今年もこの季節がやってきました。医療関係の仕事をしていると必ずついて回るアレです。そうインフルエンザの予防接種です。私は注射がめっっっっちゃくちゃ苦手なので、泣く泣く我慢しながら毎年受けてきました。それが...今年も...きました...。

 

私の職場は1日2人づつ受けていくので、既に受けた人の口コミが入ってきます。A「今年のは痛かったよ〜」B「みて〜腫れてきた〜」。えええ!絶対受けたくない。怖すぎる。確かに同僚の腕をみてみると腫れています。普通に考えて、皮膚が膨らむのはおかしいし、どれだけ液を入れているんだって話です。腕を上げるだけでも痛いし、筋肉痛のような痛みがするらしいです。もうここまでくるとケガですね。予防接種を受けたくない気持ちがどんどん強くなってきます。

 

さらに私が予防接種を受けたくない理由はまだあります。それは、予防接種をしてから一週間ほど本気で体調を崩すと言うことです。痛い思いをして安くないお金を払って風邪にかかりに行くようなものです。誰が行きたいと思うんでしょうか。これでインフルエンザを100%防いでくれるならまだ許せます。でも、予防接種をしていてもインフルエンザになる可能性があるというではないですか。もうなんなんでしょうか。予防接種も業務の一環です。予防接種が嫌過ぎて、医療関係から離れたいくらいです。こんなグチグチ言っててもしなければならない事はしなければなりません。

 

そんなこんなを言っているうちに予防接種の当日になりました。空も大雨ですし、私の気持ちを表しているようです。待合室で地獄のような顔をして待っていると、5分ほどで私の名前が呼ばれました。私はトボトボとした足取りで部屋の中に入っていきます。部屋の中には若いドクターと少しおばちゃんの看護師がいました。予防接種の意思を確認された後、予防接種をどっちの腕で受けたいか質問されました。
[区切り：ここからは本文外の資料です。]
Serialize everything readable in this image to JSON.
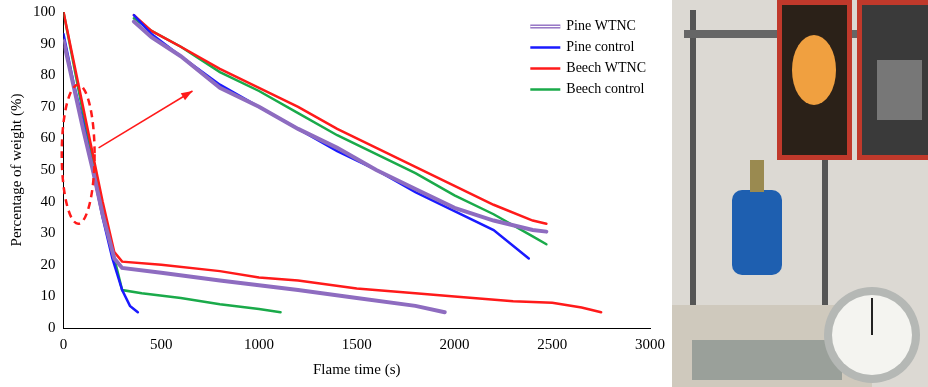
{
  "chart_data": {
    "type": "line",
    "x_label": "Flame time (s)",
    "y_label": "Percentage of weight (%)",
    "xlim": [
      0,
      3000
    ],
    "xticks": [
      0,
      500,
      1000,
      1500,
      2000,
      2500,
      3000
    ],
    "ylim": [
      0,
      100
    ],
    "yticks": [
      0,
      10,
      20,
      30,
      40,
      50,
      60,
      70,
      80,
      90,
      100
    ],
    "grid": false,
    "legend": "top right",
    "series": [
      {
        "name": "Pine WTNC",
        "color": "#8e6cc0",
        "line_style": "double",
        "x": [
          0,
          50,
          100,
          150,
          200,
          260,
          300,
          500,
          800,
          1000,
          1200,
          1500,
          1800,
          1950
        ],
        "values": [
          91,
          77,
          63,
          50,
          36,
          22,
          19,
          17.5,
          15,
          13.5,
          12,
          9.5,
          7,
          5
        ]
      },
      {
        "name": "Pine control",
        "color": "#1a1aff",
        "line_style": "solid",
        "x": [
          0,
          50,
          100,
          150,
          200,
          250,
          300,
          340,
          380
        ],
        "values": [
          93,
          78,
          65,
          50,
          35,
          22,
          12,
          7,
          5
        ]
      },
      {
        "name": "Beech WTNC",
        "color": "#ff1a1a",
        "line_style": "solid",
        "x": [
          0,
          50,
          100,
          150,
          200,
          260,
          300,
          500,
          800,
          1000,
          1200,
          1500,
          1800,
          2000,
          2300,
          2500,
          2650,
          2750
        ],
        "values": [
          100,
          85,
          70,
          55,
          40,
          24,
          21,
          20,
          18,
          16,
          15,
          12.5,
          11,
          10,
          8.5,
          8,
          6.5,
          5
        ]
      },
      {
        "name": "Beech control",
        "color": "#1aaa4a",
        "line_style": "solid",
        "x": [
          0,
          50,
          100,
          150,
          200,
          260,
          300,
          400,
          600,
          800,
          1000,
          1110
        ],
        "values": [
          100,
          84,
          68,
          53,
          38,
          22,
          12,
          11,
          9.5,
          7.5,
          6,
          5
        ]
      }
    ],
    "zoom_series": [
      {
        "color": "#8e6cc0",
        "line_style": "double",
        "x": [
          360,
          450,
          600,
          800,
          1000,
          1200,
          1400,
          1600,
          1800,
          2000,
          2200,
          2400,
          2470
        ],
        "values": [
          97,
          92,
          86,
          76,
          70,
          63,
          57,
          50,
          44,
          38,
          34,
          31,
          30.5
        ]
      },
      {
        "color": "#1a1aff",
        "line_style": "solid",
        "x": [
          360,
          450,
          600,
          800,
          1000,
          1200,
          1400,
          1600,
          1800,
          2000,
          2200,
          2380
        ],
        "values": [
          99,
          93,
          86,
          77,
          70,
          63,
          56,
          50,
          43,
          37,
          31,
          22
        ]
      },
      {
        "color": "#ff1a1a",
        "line_style": "solid",
        "x": [
          360,
          450,
          600,
          800,
          1000,
          1200,
          1400,
          1600,
          1800,
          2000,
          2200,
          2400,
          2470
        ],
        "values": [
          99,
          94,
          89,
          82,
          76,
          70,
          63,
          57,
          51,
          45,
          39,
          34,
          33
        ]
      },
      {
        "color": "#1aaa4a",
        "line_style": "solid",
        "x": [
          360,
          450,
          600,
          800,
          1000,
          1200,
          1400,
          1600,
          1800,
          2000,
          2200,
          2400,
          2470
        ],
        "values": [
          98,
          94,
          89,
          81,
          75,
          68,
          61,
          55,
          49,
          42,
          36,
          29,
          26.5
        ]
      }
    ]
  }
}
私は腕を一本捧げるつもりで、利き手ではない左腕を差し出しました。もう左腕は帰ってこないかもしれません。服とヒートテックを捲り上げ、肩をドクターの方に向けます。ここであることに気付きます。右上に画面があり、ピンク色の象とオレンジ色のウサギが楽しそうに遊んでいます。私は無心になりながら画面の象とウサギを眺めます。皮膚をアルコールで拭く感触があります。そして、「チクッとします」の声とともに針が体内に入ってきます。私は無心で象とウサギを見つめています。針から液が入ってきます。痛たたたたた。我慢できるけど、普通に痛いです。画面の象とウサギがダンスを始めたので、一緒に心の中で踊り狂っています。針が体内から抜けました。四角い絆創膏を貼っておしまいです。画面の象とウサギから視線が外れ、現実世界に戻ってきました。ドクターにお礼を言って部屋を出ます。左腕にあまり痛みは感じません。良かったと一安心しながら病院を後にしようとしたとき、激痛が襲います。棚に置いていた靴を左手で取ろうとしたからです。本当にひどい筋肉痛の感覚です。しょんぼりしながら靴を並べ、病院から出ました。

 

今年は予防接種の後に風邪の症状は出ませんした。そのかわり2.3日はめちゃくちゃ眠かったです。予防接種は痛かったですが、象とウサギのお蔭で泣くこともなく平穏無事に終わりました。確実に子供用でしたが、私にも効果抜群でした。今年はたぶんこれでインフルエンザになる確率は激減したでしょう。この痛みで予防できるなら良いと思い込むしかないですね。今年もお願いしますよ予防接種。